1. Institutionalize a regular consultative process between health and finance agencies among both senior and mid-level staff. This process should supplement formal budget negotiations with more frequent meetings and can help to build rapport and understanding.

2. Invest in personnel in both MOHs and MOFs that are well-versed in the technical terms of the counterpart institution (for example, economists in the MOH and public health specialists in the MOF) — hire them, train them and retain them. Combined with a regular consultative process, this can help to sustain dialogue during periods of leadership transition.

3. Support budget negotiations with good-quality, shared information on value. Value is a function of results over cost, and therefore it is important to present data on both health outcomes and expenditures.

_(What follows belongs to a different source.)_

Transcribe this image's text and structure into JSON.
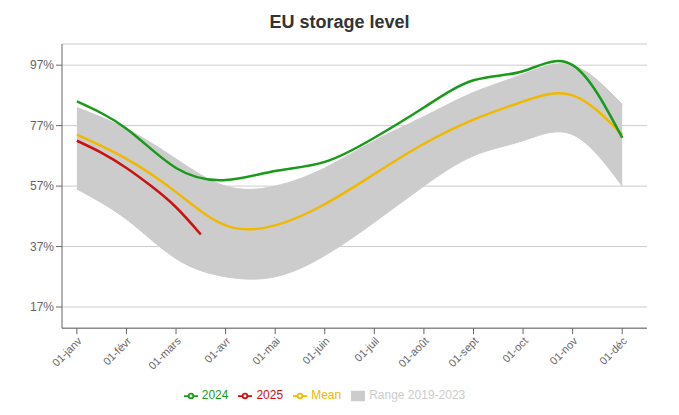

4. Adopt a dual focus on short-term wins and medium-term planning. For example, fully spending the year’s health sector budget and improving financial controls in the near term can help increase the MOF’s willingness to engage in three-year budgeting exercises that provide the health agency with increased flexibility in spending.

5. Engage with a wide range of stakeholders when making a case for increasing public expenditure on health. Seek input from other social sectors like nutrition and WASH, donors, private sector providers, NGOs, citizens and the media, and form coalitions to bring political support to bear in favor of health sector spending.

From my experiences, if health and finance agencies both take these tips to heart, they are likely to avert lots of the challenges associated with working together as they move toward safeguarding public resources for health and spending it in the most efficient way. This is another challenge for which I’d offer some additional tips in a future conversation.